'Thank you for saving my life'
Thirty years ago this week Vera Dwyer had a single lung transplant thanks to the fundraising efforts of her close knit community in Keash.
Today the 77-year-old who is the longest living single lung transplant patient in the world wants to say a heartfelt thanks to each and every person in Sligo and beyond who helped to keep her alive.
Mother of four Vera has even featured in the Guinness Book of World Records as she says: "I have my certificate framed on the wall."
She enjoys a full life with seven grandchildren and two great-grandchildren but back in May 1987 things looked extremely bleak.
Speaking from her home near Keash yesterday (Monday) Vera told the Sligo Champion: "It was a life or death situation. It was either travel to the UK for the transplant or die."
Vera developed breathing difficulties after the birth of her youngest son. For years doctors were treating her for suspected TB and in the end she was advised that a lung transplant was the only option for survival.
At the time these operations were not done in Ireland and Vera had to travel to London.
Efforts were then made to fundraise for Vera and her young family and as Vera says, if it was not for the generosity of people, and indeed her donors, she would not be alive today.

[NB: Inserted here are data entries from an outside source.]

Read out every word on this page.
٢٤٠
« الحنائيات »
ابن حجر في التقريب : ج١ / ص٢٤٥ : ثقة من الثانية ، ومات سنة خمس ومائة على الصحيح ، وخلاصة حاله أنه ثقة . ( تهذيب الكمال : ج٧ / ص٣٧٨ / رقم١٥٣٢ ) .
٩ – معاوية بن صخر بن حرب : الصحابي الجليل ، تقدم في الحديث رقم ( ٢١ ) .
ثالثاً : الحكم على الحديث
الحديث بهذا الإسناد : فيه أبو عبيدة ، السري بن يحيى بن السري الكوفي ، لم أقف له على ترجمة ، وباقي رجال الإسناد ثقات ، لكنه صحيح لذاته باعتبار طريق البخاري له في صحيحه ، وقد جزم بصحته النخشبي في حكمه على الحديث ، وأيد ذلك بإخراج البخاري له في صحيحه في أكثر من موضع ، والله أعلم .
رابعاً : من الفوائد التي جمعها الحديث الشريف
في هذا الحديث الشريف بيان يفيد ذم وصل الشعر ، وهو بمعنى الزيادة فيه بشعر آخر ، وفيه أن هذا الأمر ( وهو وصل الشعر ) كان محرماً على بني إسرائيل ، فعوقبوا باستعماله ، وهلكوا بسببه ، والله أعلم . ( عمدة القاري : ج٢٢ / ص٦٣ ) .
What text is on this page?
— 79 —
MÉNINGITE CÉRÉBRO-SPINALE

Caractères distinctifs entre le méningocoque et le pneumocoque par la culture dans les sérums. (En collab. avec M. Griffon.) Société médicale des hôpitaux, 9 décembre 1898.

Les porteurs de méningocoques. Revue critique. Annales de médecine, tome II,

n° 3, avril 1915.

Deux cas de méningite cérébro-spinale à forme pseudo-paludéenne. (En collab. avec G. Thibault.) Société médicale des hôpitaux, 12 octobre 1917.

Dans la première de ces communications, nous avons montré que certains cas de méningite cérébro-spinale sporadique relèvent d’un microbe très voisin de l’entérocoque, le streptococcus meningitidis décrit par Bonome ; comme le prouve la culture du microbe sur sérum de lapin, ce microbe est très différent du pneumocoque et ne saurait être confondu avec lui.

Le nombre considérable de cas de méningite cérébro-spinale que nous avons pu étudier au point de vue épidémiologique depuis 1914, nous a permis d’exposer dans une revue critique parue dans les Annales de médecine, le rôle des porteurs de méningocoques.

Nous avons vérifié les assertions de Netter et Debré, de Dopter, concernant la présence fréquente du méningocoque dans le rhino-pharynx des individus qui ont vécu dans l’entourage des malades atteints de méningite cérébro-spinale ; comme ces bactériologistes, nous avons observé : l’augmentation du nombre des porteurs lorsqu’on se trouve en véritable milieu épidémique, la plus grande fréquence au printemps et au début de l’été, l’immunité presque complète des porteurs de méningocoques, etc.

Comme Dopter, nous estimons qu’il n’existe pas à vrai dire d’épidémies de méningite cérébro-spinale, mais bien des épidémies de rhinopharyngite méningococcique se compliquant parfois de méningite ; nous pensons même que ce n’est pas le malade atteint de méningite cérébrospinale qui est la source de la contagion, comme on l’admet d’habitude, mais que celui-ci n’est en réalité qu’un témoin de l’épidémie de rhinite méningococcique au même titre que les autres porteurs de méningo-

"When I got to London, I was taken by ambulance at Heathrow to the hospital," Vera recalls, "The consultant who assessed me said I was so ill, I only had days to live. Fortunately a donor came in that was suitable for me, another girl and a young boy. I got one lung, the other patients got a lung and a heart, but I was the only patient that survived."
The operation was the first ever split lung transplant in the world, says Vera who still finds it 'so unbelievable that she has got 30 years out of the transplant lung.'
Everyday Vera is grateful for having had the chance to see her children grow up, and to meet her grandchildren and great-grandchildren.
"Only for the donors, I would long be gone. I would ask everyone to carry a donor card," says Vera.
The spirited woman who has always had a positive disposition has a word of encouragement too for all those awaiting transplant operations: "Think positive, look how good I am. I have had a full life. I've just wanted to live to see my grand-kids. I've more on the way. I'm always asking God for something. Now I'm running out of things to ask for."
Thankfully, Vera says he seems to listen: "Every day I pray for my donors and their families. I'm so lucky to be alive."
This Sligo Grandmother has even confounded the medics: "One of my consultants brings me up still at conferences!" Vera adds: "I want to say a special word of thanks for all of the people who have helped me come this far, all of those who fundraised to get me there and back."
As for getting a second chance at life, Vera stresses: "You have to be positive. You have to be happy. I've travelled - even to the White House in Washington, I look at life, at nature and I'm happy. I stopped taking things for granted."